There are some hard to describe oddball modules that are pretty cool as well like the Wave Multipliers module, made up from 3 sub-modules:
1) The upper section can operate two ways. With the switch in the HI position this module will "square up" an incoming signal, similar to a comparator but more like the soft clipping you might get from an old tube amp. Put a sinewave through here, apply a CV and you have a variable pulse waveform. With the switch in the LO position, it becomes a VCA useful for amplitude modulation and gating.
2) The middle section is unique. It provides a voltage-controllable sweep of odd harmonics in a signal. If you put a sinewave through the input, you can get weird "overblown" wind instrument type timbres. This section is reminiscent of a ring modulator when used on more complex waveforms but much stranger sounding!
3) The bottom section is 3 full-wave rectifiers in series - fully voltage controllable. You can really dirty up the sound with this thing.

No other system has quite these kind of re-configurable modules though there is some kindred functionality in the Buchla and Modcan camps. This kind of flexibility means more powerful sound design and an amazing ammount of power in a small space. This is one of the main reasons the Serge is such a unique and dynamic synthesis system!

The Serge, like most modulars, is monophonic unless you have enough panels/oscillators to build multiple voicings. The Serge system has only one "native" keyboard - the TKB which is a combination sequencer and capacitance touchplate controller. Maybe I'll add one in the future but, for now, I'm using a simple MIDI controller keyboard connected to a Kenton Pro-Solo MIDI/CV converter giving me Pitch-CV, Gate and Trigger outs. There are many unusual modules (and many "usual" ones as well) in the Serge system that can create a myriad of effects. So many in fact that they are hard to cover in a simple introduction like this one.

For those wanting more detail, I've created an overview of the "Animal" panel, an all-in-one single panel Serge system, and a detailed description of its modules on a dedicated page of its own - title link takes you there.

For all things Serge Modular, please don't forget to visit The Unofficial Serge Website.
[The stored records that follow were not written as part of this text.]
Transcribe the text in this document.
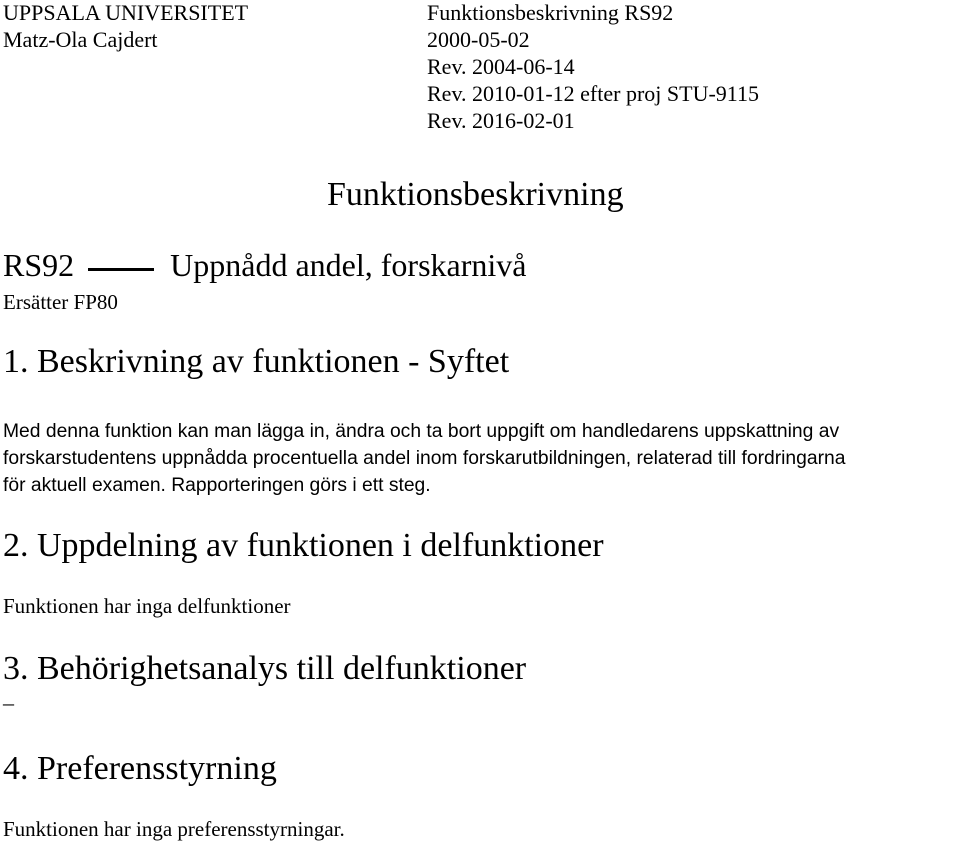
UPPSALA UNIVERSITET
Matz-Ola Cajdert
Funktionsbeskrivning RS92
2000-05-02
Rev. 2004-06-14
Rev. 2010-01-12 efter proj STU-9115
Rev. 2016-02-01
Funktionsbeskrivning
RS92	Uppnådd andel, forskarnivå
Ersätter FP80
1. Beskrivning av funktionen - Syftet
Med denna funktion kan man lägga in, ändra och ta bort uppgift om handledarens uppskattning av
forskarstudentens uppnådda procentuella andel inom forskarutbildningen, relaterad till fordringarna
för aktuell examen. Rapporteringen görs i ett steg.
2. Uppdelning av funktionen i delfunktioner
Funktionen har inga delfunktioner
3. Behörighetsanalys till delfunktioner
–
4. Preferensstyrning
Funktionen har inga preferensstyrningar.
For information, availability, pricing and lead-times for Serge panels, call Sound Transform Systems at (262) 367-3030.


Anonymous said...

Thanks Carbon...

Nice little review. Do you have a sound examples??? Hearing is believing for me :)

Anonymous said...

To hear some samples of ten people doing ten completely different things with the Serge, check out the audio snippets from the "Now" album:

cebec said...

i have Serge samples on my virb page.
if you want to hear anything specific, let me know via my page and i'd be more than happy to make a demo

the world of next tuesday said...

Well as to what's like it, clearly Serge had familiarity with earlier Buchla synths and the influence shows. Looking at early documentation and catalogs what does seem to be unique early on was a focus on slew circuitry as a if not the key to processing. Unlike Buchla who intentionally separated control signals from audio, Serge takes much more of a universal approach to processing audio and control voltages.

As for Modcan, it appears to me that many of their earlier modules appear to be based on or adapted from Serge schematics.

It is worth noting that has released 3 Serge designs that were authorized by Serge and adapted for popular recent 1/8" plug module formats.